Back in the 1980’s the Dalai Lama asked a group of world class neuroscientists if the mind could change the brain. It is a critical question. Does the brain direct us, or do we direct the brain? Are we genuinely free? Or are we stuck with the way genetics and early childhood wired our brains, with no real potential in our make-up for personal growth and spiritual transformation. The latter is the answer the scientists gave the Dalai Lama. They said, the mind cannot change the brain. Nothing can.

Science Was Wrong
Happily, the scientists were wrong. Breakthroughs in research have now proved that the brain responds to the mind. Mental practice can take a small village of high level neurons and build it into a humming metropolis, providing you with the brain power to produce optimal results in whatever you pursue. The term given to this wonderful neurological property is neuroplasticity. Neuroplasticity just might be a human being’s most powerful asset. It's analogous to the mustard seed Jesus spoke of, “the smallest of all seeds, but when it falls on prepared soil it produces a large plant and becomes a shelter." Neuroplasticity is the mechanism that builds the brain structure for something as simple as the dexterity for a monkey to retrieve food from a tight spot to something as advanced as our capacity to master an art form.

It Even Works Through Imagination
Neuroplasticity even works through imagination to learn, build, and strengthen difficult skill-sets, such as playing the piano. In 1995, a neuroscientist at Harvard instructed subjects to play a five-finger piano exercise two hours every day for five days. At the end of each practice session, he measured the motor cortex of the brain that controls precise finger movement. Within five days, the amount of motor cortex devoted to the finger movements had spread, taking over surrounding areas of the brain. At the same time, the researcher had another group simply think about practicing the five-finger piano exercise. They played the simple piece over and over in their minds, keeping their fingers still and simply imagining how their fingers would move if actually playing the piano. The results were astonishing. The area of motor cortex had expanded in the imaginary players in the same way it had in subjects who had actually played the piano. The finding: the mind can change the brain.

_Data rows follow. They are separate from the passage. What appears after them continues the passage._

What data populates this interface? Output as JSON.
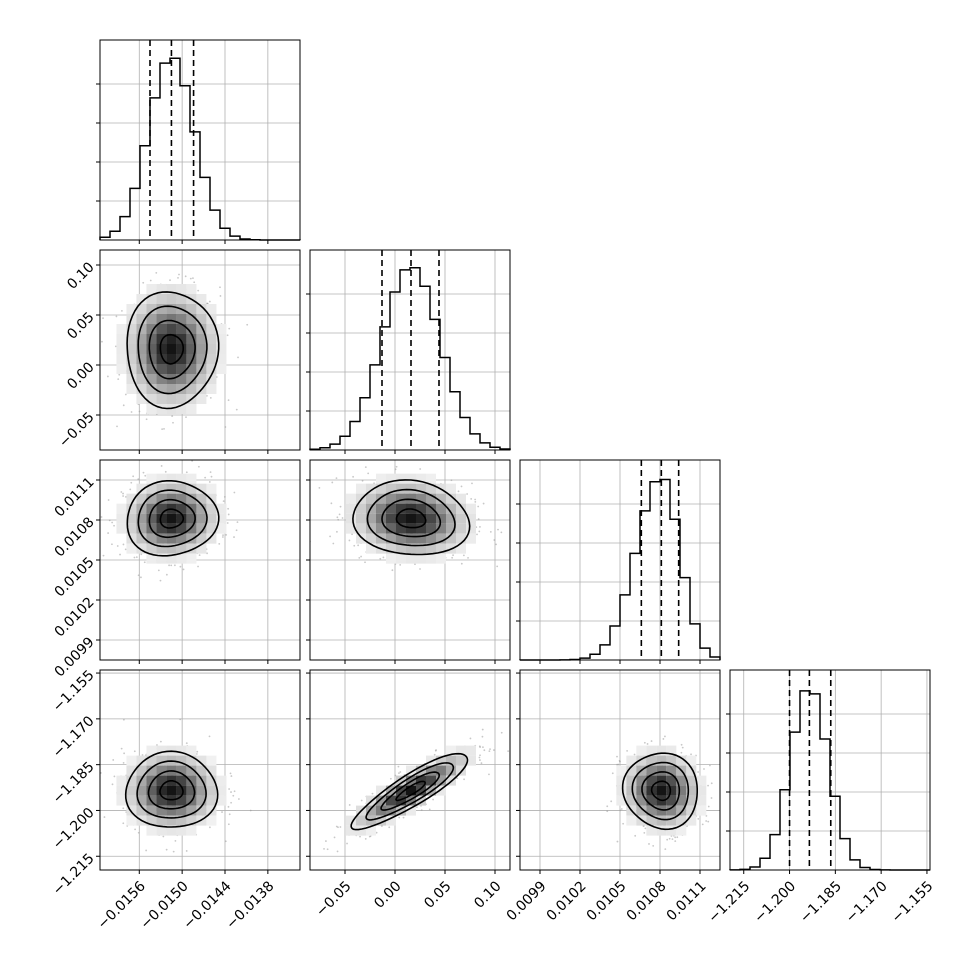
{
  "chart_data": {
    "type": "corner",
    "parameters": [
      {
        "range": [
          -0.01615,
          -0.01335
        ],
        "ticks": [
          -0.0156,
          -0.015,
          -0.0144,
          -0.0138
        ],
        "tick_labels": [
          "−0.0156",
          "−0.0150",
          "−0.0144",
          "−0.0138"
        ],
        "mean": -0.01515,
        "sigma": 0.00032,
        "quantiles": [
          -0.01545,
          -0.01515,
          -0.01484
        ],
        "hist_max": 1.0
      },
      {
        "range": [
          -0.085,
          0.115
        ],
        "ticks": [
          -0.05,
          0.0,
          0.05,
          0.1
        ],
        "tick_labels": [
          "−0.05",
          "0.00",
          "0.05",
          "0.10"
        ],
        "mean": 0.016,
        "sigma": 0.029,
        "quantiles": [
          -0.013,
          0.016,
          0.044
        ],
        "hist_max": 1.0
      },
      {
        "range": [
          0.00975,
          0.01125
        ],
        "ticks": [
          0.0099,
          0.0102,
          0.0105,
          0.0108,
          0.0111
        ],
        "tick_labels": [
          "0.0099",
          "0.0102",
          "0.0105",
          "0.0108",
          "0.0111"
        ],
        "mean": 0.01081,
        "sigma": 0.00014,
        "quantiles": [
          0.01066,
          0.01081,
          0.01094
        ],
        "hist_max": 1.0
      },
      {
        "range": [
          -1.2195,
          -1.154
        ],
        "ticks": [
          -1.215,
          -1.2,
          -1.185,
          -1.17,
          -1.155
        ],
        "tick_labels": [
          "−1.215",
          "−1.200",
          "−1.185",
          "−1.170",
          "−1.155"
        ],
        "mean": -1.1935,
        "sigma": 0.0062,
        "quantiles": [
          -1.2,
          -1.1935,
          -1.1865
        ],
        "hist_max": 1.0
      }
    ],
    "pairs": [
      {
        "x": 0,
        "y": 1,
        "correlation": 0.0
      },
      {
        "x": 0,
        "y": 2,
        "correlation": 0.05
      },
      {
        "x": 1,
        "y": 2,
        "correlation": -0.1
      },
      {
        "x": 0,
        "y": 3,
        "correlation": 0.0
      },
      {
        "x": 1,
        "y": 3,
        "correlation": 0.88
      },
      {
        "x": 2,
        "y": 3,
        "correlation": -0.05
      }
    ],
    "histogram_style": "step",
    "quantile_style": "dashed",
    "contour_levels": 3,
    "grid": true,
    "colors": {
      "line": "#000000",
      "grid": "#b0b0b0",
      "points": "#9a9a9a"
    }
  }
}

You Can Teach Old Dogs New Tricks
The adage that you can’t teach old dogs new tricks does not apply to the brain. The brain is quick to organize around changes we want to effect, when we practice consistently. When we do, neuroplasticity makes changes quickly. As just discussed, it takes less than one week of mentally practicing a five-finger piano exercise for the motor cortex to expand in support of the new skill. It takes:
  • Ten days of constraint induced therapy to rebuild the motor cortex in stroke victims and restore significant use of an arm that physicians once thought was irrevocably damaged. (Pidikiti, Taub, and Uswatte, 1999)

  • Ten weeks for mindfulness therapy to change the brain in obsessive compulsive disorder (Schwartz, 1995)

  • Eight weeks of cognitive therapy to change the brain in depression (Segal, Mayberg, 2002)

  • Eight weeks of mindfulness-based stress reduction to shift the prefrontal corical activity from right to left (shifting the dominant attitude from negative to positive) in highly stressed workers in a biotech firm (Davidson, Kabat-Zinn, 2003)

Some of these problems, such as stroke damage and obsessive-compulsive disorder, were once considered incurable. Yet the power of neuroplasticity generated significant change in these cases and in a relatively short period of time. If neuroplasticity is this effective in extreme situations, how much more can it do to transform a brain wired for stress? It all comes back to practice. Through practice, we can construct a new autopilot that is wired for a calmer, clearer, more fiercely alive intelligence that can do anything we set our mind to.